Wie bei Upwork gilt auch bei Fiverr: Das geistige Eigentum geht in dem Moment an Sie über, in dem der Freelancer seine Bezahlung erhält, also sobald Fiverr Ihr Geld an ihn freigibt (siehe Abschnitt „Ownership“). Anders als bei Upwork wird bei Fiverr nicht zwischen dem eigentlichen Werk und evtl. vom Freelancer eingebrachter Hintergrund-Technologie unterschieden, an der Sie nur ein einfaches, nicht exklusives Nutzungsrecht erhalten. Stattdessen erhalten Sie grundsätzlich alle mit dem Werk verbundenen Rechte und der Freelancer verzichtet auf evtl. nicht übertragbare Rechte unwiderruflich. Dies gilt nur dann ausnahmsweise nicht, wenn der Freelancer in seiner Gig-Beschreibung zusätzlich zu der günstigeren Grundversion eine „Commercial Use License“ gegen Aufpreis anbietet. In diesem Fall dürfen Sie das jeweilige Werk nur für den persönlichen (nicht-kommerziellen) Gebrauch verwenden, solange Sie nicht die erweiterte Lizenz erworben haben. Weitere Abstufungen existieren für sog. Voice Over-Gigs, bei denen der Freelancer Ihrem Produkt oder Dienst seine Stimme leiht.

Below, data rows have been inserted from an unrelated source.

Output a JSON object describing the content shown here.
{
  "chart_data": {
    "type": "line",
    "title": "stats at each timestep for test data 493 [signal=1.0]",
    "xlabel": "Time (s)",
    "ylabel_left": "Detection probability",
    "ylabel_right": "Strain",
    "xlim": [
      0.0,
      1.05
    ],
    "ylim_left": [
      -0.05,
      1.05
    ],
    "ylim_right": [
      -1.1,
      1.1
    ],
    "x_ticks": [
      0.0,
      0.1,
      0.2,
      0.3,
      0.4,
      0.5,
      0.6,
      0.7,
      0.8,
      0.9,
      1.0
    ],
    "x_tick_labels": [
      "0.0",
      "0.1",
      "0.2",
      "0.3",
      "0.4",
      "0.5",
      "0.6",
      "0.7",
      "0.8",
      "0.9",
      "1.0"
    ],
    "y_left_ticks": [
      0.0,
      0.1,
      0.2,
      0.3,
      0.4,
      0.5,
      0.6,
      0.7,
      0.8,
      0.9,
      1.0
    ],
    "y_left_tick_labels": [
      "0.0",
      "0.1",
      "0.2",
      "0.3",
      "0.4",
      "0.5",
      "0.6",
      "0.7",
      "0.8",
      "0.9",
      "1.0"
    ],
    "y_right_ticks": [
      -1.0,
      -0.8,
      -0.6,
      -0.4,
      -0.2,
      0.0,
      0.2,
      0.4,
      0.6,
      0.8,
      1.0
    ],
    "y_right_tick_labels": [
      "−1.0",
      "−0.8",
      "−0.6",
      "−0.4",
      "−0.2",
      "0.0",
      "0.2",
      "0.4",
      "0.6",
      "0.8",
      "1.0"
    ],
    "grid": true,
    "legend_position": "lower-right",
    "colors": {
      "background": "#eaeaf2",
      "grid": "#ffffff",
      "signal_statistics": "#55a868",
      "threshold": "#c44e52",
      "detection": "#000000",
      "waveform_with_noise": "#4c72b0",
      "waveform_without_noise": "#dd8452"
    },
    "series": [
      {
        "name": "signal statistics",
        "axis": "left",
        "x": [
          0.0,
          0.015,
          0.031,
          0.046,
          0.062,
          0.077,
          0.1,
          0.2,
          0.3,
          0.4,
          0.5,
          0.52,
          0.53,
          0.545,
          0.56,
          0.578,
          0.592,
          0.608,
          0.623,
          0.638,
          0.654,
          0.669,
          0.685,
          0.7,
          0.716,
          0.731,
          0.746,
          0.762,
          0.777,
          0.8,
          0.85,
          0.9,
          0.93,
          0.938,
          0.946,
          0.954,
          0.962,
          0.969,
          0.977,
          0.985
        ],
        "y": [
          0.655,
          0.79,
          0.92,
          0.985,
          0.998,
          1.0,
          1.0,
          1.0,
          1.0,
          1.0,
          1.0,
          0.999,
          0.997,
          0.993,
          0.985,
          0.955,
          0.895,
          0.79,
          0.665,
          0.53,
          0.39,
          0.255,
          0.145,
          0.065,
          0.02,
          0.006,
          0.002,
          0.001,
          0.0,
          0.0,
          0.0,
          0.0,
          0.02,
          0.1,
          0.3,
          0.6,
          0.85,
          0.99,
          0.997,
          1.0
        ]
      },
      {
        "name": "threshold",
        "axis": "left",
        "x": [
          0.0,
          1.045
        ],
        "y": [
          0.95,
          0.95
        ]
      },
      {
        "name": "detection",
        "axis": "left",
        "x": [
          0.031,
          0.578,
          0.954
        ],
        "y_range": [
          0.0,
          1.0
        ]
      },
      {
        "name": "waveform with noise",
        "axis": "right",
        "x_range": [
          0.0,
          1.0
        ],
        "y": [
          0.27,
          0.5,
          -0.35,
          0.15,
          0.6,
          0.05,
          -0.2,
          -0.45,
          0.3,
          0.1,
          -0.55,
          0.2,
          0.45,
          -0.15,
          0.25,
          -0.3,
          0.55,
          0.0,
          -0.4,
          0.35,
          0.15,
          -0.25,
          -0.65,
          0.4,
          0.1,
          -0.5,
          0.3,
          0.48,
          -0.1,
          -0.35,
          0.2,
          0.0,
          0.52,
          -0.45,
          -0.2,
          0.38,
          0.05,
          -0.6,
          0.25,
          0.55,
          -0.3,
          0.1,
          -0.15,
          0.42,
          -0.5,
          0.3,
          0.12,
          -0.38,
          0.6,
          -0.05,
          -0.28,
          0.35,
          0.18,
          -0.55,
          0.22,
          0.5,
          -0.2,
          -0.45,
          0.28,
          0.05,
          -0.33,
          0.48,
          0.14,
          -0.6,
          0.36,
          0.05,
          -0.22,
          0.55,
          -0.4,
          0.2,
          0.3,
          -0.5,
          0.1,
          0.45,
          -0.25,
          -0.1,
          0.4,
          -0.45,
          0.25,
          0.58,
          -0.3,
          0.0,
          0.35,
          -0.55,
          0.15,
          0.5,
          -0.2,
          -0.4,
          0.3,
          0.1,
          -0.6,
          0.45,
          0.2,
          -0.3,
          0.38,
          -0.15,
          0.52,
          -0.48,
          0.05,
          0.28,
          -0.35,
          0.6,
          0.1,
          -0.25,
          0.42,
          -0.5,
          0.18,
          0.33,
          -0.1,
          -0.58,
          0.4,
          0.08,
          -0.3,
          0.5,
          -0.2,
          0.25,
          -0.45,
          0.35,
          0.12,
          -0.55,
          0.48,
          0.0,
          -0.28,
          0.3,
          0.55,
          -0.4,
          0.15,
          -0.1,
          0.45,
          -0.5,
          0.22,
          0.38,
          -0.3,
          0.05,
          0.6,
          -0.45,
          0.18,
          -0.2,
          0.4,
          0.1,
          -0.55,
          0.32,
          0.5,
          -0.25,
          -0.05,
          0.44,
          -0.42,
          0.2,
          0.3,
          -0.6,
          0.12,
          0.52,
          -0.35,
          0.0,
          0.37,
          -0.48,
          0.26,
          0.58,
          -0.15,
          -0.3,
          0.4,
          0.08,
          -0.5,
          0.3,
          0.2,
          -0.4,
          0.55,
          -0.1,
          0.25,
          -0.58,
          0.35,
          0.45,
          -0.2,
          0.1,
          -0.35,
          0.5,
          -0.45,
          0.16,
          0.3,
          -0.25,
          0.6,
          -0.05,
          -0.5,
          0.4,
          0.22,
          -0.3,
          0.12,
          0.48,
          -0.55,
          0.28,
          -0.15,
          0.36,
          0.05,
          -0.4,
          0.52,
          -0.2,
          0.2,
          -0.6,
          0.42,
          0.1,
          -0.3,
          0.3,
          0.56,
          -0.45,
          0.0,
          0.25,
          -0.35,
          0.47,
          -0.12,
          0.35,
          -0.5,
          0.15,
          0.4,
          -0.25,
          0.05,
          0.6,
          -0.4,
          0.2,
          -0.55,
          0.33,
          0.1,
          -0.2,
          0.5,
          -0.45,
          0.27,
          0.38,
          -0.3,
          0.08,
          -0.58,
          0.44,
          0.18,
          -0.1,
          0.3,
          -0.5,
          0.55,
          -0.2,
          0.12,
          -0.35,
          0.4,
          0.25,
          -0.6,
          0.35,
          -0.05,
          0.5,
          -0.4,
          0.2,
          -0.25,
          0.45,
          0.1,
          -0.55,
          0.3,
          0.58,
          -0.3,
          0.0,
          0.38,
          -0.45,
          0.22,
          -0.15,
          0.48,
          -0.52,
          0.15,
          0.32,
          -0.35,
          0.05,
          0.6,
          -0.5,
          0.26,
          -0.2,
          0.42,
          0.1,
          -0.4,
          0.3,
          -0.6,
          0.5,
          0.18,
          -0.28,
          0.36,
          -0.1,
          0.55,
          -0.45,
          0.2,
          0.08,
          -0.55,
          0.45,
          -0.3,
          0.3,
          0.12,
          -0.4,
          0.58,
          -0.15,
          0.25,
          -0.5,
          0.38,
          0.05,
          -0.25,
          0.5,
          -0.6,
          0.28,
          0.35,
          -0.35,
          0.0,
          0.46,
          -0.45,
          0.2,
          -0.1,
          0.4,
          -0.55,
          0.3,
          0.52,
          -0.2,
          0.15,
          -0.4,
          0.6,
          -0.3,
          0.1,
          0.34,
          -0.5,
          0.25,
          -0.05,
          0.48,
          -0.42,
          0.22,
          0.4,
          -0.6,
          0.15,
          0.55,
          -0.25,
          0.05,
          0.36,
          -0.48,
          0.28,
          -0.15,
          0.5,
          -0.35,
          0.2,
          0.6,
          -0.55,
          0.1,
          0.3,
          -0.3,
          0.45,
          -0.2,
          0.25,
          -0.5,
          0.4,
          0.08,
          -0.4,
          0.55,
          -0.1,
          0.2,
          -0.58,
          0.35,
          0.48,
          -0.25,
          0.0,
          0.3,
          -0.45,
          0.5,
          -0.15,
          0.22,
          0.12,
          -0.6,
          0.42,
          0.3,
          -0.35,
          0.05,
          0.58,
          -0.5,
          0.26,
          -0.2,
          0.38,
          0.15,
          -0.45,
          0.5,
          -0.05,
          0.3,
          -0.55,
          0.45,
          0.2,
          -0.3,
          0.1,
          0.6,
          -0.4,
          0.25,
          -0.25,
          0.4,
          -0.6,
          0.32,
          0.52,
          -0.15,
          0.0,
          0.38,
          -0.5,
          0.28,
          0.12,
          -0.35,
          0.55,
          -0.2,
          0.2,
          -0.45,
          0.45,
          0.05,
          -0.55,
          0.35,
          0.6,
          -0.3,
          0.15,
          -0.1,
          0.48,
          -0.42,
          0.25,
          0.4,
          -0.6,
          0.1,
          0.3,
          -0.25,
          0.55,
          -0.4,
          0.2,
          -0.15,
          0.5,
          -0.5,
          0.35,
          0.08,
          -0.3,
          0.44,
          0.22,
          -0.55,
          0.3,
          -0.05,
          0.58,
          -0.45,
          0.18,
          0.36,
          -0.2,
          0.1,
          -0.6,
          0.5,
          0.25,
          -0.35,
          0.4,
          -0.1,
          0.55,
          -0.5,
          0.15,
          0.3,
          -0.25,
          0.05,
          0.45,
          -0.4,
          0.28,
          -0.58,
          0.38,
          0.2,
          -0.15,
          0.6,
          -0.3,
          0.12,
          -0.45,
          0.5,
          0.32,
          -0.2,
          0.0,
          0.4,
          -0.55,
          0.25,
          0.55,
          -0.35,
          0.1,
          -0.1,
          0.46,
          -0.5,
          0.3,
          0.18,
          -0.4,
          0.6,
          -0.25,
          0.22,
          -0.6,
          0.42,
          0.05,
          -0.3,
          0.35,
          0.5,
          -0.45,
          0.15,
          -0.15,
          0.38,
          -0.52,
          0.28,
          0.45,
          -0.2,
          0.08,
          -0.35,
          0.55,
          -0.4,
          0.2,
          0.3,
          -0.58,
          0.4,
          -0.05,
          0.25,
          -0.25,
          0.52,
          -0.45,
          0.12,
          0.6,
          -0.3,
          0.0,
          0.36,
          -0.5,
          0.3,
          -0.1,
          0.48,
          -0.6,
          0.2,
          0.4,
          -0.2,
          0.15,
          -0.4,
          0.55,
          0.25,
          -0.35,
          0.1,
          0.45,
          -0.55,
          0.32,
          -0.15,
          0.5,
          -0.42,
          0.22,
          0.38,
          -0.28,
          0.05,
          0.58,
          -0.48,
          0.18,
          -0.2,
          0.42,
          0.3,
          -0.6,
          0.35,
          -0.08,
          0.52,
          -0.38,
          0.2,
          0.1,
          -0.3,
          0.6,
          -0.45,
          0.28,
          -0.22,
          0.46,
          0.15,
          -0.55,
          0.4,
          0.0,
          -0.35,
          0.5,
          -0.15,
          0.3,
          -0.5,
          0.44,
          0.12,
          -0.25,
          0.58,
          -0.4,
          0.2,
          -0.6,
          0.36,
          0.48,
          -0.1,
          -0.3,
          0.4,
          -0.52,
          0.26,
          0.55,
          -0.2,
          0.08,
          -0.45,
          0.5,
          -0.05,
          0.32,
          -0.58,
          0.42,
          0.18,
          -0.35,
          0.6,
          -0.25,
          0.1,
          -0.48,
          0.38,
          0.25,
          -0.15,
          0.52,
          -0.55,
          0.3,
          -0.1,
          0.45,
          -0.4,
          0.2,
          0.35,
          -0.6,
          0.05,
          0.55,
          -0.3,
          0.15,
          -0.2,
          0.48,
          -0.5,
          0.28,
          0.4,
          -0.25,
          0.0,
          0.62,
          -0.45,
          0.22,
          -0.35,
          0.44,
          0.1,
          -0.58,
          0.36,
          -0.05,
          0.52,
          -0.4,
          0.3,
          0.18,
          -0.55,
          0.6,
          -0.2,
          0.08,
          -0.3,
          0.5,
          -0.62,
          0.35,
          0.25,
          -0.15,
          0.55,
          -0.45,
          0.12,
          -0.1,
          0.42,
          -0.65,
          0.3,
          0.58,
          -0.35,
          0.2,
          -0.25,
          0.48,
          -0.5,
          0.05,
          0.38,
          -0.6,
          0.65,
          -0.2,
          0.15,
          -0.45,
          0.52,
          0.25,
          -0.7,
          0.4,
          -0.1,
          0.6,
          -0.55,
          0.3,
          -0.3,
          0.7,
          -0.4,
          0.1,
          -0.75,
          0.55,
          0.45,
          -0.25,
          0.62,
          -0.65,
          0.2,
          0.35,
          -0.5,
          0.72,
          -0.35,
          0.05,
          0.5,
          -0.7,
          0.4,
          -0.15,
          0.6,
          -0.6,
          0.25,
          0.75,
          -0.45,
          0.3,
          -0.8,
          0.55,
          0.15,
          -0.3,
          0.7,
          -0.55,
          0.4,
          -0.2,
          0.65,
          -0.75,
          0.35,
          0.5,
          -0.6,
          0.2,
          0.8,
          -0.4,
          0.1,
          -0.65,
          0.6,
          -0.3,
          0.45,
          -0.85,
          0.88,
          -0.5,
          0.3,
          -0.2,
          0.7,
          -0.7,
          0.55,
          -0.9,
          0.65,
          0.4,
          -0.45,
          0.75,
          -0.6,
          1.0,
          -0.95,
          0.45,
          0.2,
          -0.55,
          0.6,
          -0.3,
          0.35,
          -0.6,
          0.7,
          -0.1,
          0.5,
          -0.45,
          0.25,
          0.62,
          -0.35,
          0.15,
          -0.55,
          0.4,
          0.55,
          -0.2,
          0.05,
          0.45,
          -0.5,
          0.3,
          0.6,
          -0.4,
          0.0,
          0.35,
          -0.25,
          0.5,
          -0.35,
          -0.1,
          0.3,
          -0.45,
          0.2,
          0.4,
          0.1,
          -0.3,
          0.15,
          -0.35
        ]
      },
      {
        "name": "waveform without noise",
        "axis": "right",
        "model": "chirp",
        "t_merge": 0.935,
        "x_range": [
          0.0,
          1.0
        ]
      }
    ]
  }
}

Verwendung von Drittsoftware und Dokumentation
Da Fiverr nicht speziell auf die Vermittlung von Softwareentwicklern ausgerichtet ist, finden sich in den AGB auch keine Regelungen über die Verwendung von Drittsoftware oder eine entsprechende Dokumentationspflicht. Derartige Regelungen sind wichtig, damit Sie nicht am Ende Code erhalten, der Sie mit schweren Verpflichtungen belastet (etwa, Ihre eigene Software ebenfalls unter einer Open Source-Lizenz zu veröffentlichen, sog. Copyleft). Sollten Sie ein Softwareprojekt über Fiverr abwickeln wollen, empfiehlt es sich, entsprechende Regelungen in einem „custom offer“ zu vereinbaren.
Kündigen von Aufträgen
Freelancer können Gigs jederzeit aufkündigen, auch ohne Zustimmung des Auftraggebers („Force Cancellation“). In diesem Fall wird Ihnen das von Fiverr bereits eingezogene Geld als Guthaben auf der Plattform zu Verfügung gestellt. Es wird jedoch nicht auf Ihr Konto zurücküberwiesen. Macht ein Freelancer wiederholt oder grundlos von dieser Kündigungsoption Gebrauch, wirkt sich dies negativ auf seinen Status bei Fiverr aus.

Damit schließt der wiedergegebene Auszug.